Does it help if data were accessible from close-ended business software?
Yes. For example, Tally data are not open; connecting such data for doing
reporting and analysis is not everyone’s cup of tea. In-depth knowledge of
Tally data structure (flat file system) and TDL (Tally Definition Language) is
required to extract thousands of records from multiple companies of Tally
database within seconds, allowing analysis on the same in a BI. So, 1KEY talks
to and connects to Tally database and lets users create dynamic reports quickly
and easily. We helped have one such customer, Gujarat State Petroleum
Corporation (GSPC) who had challenge in reports from Tally.

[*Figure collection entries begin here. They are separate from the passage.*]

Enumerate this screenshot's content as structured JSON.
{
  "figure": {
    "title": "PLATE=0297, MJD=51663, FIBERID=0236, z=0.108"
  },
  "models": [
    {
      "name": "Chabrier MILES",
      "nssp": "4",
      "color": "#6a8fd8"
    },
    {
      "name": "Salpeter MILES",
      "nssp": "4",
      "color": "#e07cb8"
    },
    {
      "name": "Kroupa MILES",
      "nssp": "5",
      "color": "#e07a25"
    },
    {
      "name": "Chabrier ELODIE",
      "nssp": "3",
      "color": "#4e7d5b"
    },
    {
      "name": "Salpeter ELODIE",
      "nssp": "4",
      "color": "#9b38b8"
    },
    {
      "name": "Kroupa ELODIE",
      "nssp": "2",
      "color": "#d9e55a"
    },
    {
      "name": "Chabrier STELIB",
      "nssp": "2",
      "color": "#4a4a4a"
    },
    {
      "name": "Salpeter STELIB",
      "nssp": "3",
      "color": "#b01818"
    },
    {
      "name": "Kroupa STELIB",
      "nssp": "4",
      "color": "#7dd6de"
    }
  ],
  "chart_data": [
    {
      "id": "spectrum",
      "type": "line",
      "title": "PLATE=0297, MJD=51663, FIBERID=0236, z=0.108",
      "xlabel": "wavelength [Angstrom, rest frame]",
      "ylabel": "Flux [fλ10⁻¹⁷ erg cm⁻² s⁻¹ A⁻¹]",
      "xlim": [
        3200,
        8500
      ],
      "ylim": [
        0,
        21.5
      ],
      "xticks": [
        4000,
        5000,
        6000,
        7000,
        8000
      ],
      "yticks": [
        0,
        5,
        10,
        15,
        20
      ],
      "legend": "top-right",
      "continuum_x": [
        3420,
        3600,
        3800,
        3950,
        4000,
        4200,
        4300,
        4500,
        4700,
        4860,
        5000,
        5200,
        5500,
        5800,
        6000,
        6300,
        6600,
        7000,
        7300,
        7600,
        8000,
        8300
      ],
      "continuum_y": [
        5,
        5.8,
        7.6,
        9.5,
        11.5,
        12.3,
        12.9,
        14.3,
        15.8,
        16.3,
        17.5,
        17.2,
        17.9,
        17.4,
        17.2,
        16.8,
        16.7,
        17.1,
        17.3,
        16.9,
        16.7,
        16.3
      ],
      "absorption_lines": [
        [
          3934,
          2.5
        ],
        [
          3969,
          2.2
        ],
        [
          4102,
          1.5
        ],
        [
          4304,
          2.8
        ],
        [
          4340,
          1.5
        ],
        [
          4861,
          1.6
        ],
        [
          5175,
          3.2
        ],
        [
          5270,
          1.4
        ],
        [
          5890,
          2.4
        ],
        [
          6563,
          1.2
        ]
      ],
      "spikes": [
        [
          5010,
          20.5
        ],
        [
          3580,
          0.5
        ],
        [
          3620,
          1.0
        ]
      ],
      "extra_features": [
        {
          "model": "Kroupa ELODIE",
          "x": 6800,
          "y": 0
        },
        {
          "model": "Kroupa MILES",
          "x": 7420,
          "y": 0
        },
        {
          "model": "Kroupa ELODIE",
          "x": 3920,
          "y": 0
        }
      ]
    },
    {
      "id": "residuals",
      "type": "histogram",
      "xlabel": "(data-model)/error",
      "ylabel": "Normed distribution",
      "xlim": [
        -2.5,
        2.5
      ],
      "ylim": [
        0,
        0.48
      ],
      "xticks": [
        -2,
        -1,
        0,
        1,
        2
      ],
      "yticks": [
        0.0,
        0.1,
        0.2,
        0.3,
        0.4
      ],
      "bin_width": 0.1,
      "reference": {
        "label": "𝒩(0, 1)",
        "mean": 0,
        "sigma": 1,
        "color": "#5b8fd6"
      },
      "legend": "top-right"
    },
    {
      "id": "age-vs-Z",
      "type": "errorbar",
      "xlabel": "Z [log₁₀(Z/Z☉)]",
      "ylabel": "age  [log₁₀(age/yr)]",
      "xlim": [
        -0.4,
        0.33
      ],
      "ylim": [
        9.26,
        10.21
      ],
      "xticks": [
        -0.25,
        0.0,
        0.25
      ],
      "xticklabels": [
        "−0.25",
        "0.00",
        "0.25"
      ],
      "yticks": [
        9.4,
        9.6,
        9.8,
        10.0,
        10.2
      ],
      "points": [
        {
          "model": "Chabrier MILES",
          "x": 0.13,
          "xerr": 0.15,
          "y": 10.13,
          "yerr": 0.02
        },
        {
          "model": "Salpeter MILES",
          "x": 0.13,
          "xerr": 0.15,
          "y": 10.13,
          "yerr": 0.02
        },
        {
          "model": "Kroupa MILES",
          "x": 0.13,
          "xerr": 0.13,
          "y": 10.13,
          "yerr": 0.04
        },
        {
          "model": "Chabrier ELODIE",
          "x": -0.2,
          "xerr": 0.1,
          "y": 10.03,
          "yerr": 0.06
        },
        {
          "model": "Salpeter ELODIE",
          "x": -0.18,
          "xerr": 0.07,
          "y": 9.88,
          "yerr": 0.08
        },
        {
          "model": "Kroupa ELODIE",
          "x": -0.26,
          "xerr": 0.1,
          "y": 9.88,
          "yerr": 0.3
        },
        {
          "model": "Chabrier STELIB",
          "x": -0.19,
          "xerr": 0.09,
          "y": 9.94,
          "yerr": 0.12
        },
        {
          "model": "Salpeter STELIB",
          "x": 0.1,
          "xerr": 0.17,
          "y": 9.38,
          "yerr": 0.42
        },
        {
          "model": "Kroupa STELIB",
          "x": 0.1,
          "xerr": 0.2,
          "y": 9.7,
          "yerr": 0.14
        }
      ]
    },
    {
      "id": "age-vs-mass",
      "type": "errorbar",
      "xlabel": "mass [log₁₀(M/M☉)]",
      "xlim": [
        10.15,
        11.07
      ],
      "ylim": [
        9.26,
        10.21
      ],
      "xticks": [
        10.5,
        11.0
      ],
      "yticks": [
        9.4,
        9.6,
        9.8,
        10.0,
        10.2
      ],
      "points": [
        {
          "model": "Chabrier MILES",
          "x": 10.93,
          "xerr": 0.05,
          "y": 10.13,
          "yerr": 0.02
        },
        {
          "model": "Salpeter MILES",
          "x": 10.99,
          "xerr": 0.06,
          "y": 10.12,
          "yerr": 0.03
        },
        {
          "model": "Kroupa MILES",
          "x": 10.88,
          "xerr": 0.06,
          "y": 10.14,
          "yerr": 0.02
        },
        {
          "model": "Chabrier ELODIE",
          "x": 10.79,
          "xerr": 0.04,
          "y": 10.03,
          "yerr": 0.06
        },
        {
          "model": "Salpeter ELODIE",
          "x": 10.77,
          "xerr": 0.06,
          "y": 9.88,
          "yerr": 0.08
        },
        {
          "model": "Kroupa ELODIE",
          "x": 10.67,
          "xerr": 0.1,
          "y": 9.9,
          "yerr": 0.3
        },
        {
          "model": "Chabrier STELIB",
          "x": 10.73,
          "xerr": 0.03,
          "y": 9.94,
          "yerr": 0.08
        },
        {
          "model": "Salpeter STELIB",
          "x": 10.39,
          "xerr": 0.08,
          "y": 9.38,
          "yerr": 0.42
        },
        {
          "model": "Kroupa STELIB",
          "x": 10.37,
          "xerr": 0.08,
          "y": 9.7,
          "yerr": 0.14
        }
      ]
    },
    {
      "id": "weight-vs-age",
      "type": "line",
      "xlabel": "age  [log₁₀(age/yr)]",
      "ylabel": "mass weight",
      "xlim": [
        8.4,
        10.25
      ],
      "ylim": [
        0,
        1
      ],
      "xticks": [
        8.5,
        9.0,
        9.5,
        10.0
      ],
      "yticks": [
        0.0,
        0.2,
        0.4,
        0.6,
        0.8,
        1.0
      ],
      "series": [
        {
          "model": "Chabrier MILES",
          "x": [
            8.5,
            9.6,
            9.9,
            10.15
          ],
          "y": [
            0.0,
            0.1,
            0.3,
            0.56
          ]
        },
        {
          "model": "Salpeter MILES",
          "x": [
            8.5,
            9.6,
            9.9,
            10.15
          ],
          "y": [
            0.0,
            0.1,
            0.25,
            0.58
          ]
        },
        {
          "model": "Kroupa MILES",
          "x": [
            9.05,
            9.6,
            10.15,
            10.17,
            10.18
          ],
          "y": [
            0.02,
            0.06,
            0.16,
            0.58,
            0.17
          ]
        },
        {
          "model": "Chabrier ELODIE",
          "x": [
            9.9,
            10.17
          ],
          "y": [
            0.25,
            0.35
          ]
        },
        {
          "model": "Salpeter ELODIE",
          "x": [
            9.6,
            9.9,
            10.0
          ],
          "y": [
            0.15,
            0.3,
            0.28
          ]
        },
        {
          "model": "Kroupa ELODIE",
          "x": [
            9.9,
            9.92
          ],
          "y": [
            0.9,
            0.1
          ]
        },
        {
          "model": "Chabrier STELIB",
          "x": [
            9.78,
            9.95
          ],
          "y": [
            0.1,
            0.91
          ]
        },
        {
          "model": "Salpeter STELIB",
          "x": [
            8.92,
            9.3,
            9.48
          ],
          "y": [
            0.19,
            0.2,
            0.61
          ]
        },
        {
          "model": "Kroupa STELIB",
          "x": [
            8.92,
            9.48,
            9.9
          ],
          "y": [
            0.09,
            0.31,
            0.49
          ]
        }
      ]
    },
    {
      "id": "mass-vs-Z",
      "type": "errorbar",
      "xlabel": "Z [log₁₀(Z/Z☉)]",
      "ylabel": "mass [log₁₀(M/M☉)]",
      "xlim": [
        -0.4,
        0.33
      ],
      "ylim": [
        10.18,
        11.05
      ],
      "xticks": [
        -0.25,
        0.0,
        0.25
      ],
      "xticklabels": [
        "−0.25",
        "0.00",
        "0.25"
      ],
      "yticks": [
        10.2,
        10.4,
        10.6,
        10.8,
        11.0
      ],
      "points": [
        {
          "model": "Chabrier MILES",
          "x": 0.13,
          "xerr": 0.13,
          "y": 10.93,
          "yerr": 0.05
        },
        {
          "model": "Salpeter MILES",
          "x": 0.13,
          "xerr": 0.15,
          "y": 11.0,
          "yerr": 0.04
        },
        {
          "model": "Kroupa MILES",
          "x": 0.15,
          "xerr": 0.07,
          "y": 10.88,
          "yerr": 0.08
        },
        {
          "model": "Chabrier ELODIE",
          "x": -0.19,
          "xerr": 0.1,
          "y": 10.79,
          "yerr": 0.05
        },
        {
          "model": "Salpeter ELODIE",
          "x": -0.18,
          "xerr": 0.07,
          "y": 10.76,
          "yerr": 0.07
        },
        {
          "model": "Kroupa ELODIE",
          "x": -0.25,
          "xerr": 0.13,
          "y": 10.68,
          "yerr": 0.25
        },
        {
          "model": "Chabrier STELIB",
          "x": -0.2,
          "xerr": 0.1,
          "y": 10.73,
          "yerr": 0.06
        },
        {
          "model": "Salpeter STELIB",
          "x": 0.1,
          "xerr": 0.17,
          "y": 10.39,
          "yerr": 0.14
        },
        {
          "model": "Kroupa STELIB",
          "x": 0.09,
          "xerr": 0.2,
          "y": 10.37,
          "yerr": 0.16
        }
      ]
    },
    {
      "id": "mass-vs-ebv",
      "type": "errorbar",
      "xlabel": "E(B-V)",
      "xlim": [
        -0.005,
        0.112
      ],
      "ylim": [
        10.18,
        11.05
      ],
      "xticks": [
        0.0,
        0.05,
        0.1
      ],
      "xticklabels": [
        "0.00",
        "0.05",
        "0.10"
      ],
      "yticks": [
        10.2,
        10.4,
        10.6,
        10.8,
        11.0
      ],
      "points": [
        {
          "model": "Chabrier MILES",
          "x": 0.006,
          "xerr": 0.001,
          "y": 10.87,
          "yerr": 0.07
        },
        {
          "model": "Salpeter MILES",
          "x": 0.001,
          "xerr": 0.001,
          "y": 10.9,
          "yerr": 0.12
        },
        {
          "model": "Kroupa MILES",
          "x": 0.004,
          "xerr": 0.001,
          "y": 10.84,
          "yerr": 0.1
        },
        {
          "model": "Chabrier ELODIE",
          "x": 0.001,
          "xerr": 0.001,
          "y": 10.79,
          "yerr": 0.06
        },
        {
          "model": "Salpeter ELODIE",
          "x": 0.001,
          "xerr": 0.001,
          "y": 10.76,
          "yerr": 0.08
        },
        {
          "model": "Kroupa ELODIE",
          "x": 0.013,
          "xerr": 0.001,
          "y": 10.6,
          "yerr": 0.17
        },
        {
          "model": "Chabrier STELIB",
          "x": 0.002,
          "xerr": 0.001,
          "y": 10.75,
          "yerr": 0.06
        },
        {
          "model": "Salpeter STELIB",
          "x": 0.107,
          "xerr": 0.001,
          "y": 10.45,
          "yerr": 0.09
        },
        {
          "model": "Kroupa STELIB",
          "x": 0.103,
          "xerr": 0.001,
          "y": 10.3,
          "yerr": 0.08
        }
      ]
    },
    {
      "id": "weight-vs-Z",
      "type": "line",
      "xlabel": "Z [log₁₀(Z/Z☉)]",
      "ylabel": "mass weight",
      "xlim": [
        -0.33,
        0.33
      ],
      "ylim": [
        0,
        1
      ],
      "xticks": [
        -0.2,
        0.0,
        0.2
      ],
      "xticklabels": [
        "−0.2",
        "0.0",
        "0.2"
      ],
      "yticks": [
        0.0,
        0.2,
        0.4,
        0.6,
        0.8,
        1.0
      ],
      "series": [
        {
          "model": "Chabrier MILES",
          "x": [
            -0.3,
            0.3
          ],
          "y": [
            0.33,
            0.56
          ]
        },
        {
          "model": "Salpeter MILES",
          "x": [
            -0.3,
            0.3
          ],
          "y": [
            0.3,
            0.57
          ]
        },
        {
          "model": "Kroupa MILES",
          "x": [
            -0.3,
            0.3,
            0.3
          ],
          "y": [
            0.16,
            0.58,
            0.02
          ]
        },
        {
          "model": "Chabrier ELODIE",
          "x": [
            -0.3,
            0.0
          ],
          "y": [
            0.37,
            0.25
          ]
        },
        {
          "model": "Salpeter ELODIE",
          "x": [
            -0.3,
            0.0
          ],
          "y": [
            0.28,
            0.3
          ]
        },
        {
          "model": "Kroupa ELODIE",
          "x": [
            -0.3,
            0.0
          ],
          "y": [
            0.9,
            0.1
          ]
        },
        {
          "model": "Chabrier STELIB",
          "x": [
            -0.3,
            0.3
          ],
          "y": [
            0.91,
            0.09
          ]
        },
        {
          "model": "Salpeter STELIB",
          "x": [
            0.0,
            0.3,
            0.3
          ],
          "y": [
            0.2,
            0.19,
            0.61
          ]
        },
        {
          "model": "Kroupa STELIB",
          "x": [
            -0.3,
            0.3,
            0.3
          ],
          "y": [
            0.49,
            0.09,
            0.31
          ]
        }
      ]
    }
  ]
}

What are the data that CEOs most prefer to see on dashboards?
CEOs mostly prefer to see the data which give the macro view of everything
needed to run the show, and these data have to be accessible at a glance. The
dashboard of a CEO contains critical details of a business that are often buried
deep within a large organisation.
CEOs want their dashboard to be powerful enough so that they can see key changes
in their businesses almost instantaneously and take quick, corrective action.
CEOs can choose from metrics for their dashboards, like sales, production,
profitability, RSS feeds etc.
A CEO’s dashboard should contain more useful information than just data. The
reports should offer early warning, so that CEO can proactively take steps to
avoid a serious problem. When driving, an early indicator of, say, low fuel is
useful so that one can obtain fuel rather than wait for the car to suddenly come
to a stop; it’s also nice to know that you need gas, and not an oil change.
Otherwise, to diagnose the problem can take time away from solving the specific
issue that’s dampening performance.
A CEO dashboard can offer the CEO information, in context, regarding the
performance of a crucial area of the business system, flagging trouble before
the problem fully manifests itself. Context is easily established around a
business process once the steps of the process are understood along with their
cause-and-effect relationship on each other and on other areas of the business.
Have there been instances of failures - when BI didn’t deliver?
In case the data quality is not good, BI can fail. Technically it works fine but
functionally it may give wrong results. For example in ‘city’ column in few
records it is ‘Mumbai’, in some it may be ‘Bombay’; then in city-wise
reports Mumbai and Bombay would be considered different. Technically it is
correct, but functionally the report it might be wrong.
Secondly, if there are no data in some fields – for example ‘city’ field
is blank; then the city-wise report generated out of such data may be wrong.
Cleaner data allows better reporting and analysis.
What are the key challenges in BI?
Organisations must understand and address few key challenges for BI success. BI
projects may fail because of the failure to recognise BI projects as
cross-organisational business initiatives, and to understand that as such they
differ from typical standalone solutions. Unengaged business sponsors (or
sponsors who enjoy little or no authority in the enterprise) can cause failure.
Issue such as unavailable or unwilling business representatives, lack of skilled
and available staff, or sub-optimal staff utilisation also can be dampeners.
Failures can be seen where there is no software release concept (no iterative
development method), no work breakdown structure (no methodology), no business
analysis or standardisation activities, or no appreciation of the impact of
dirty data on business profitability.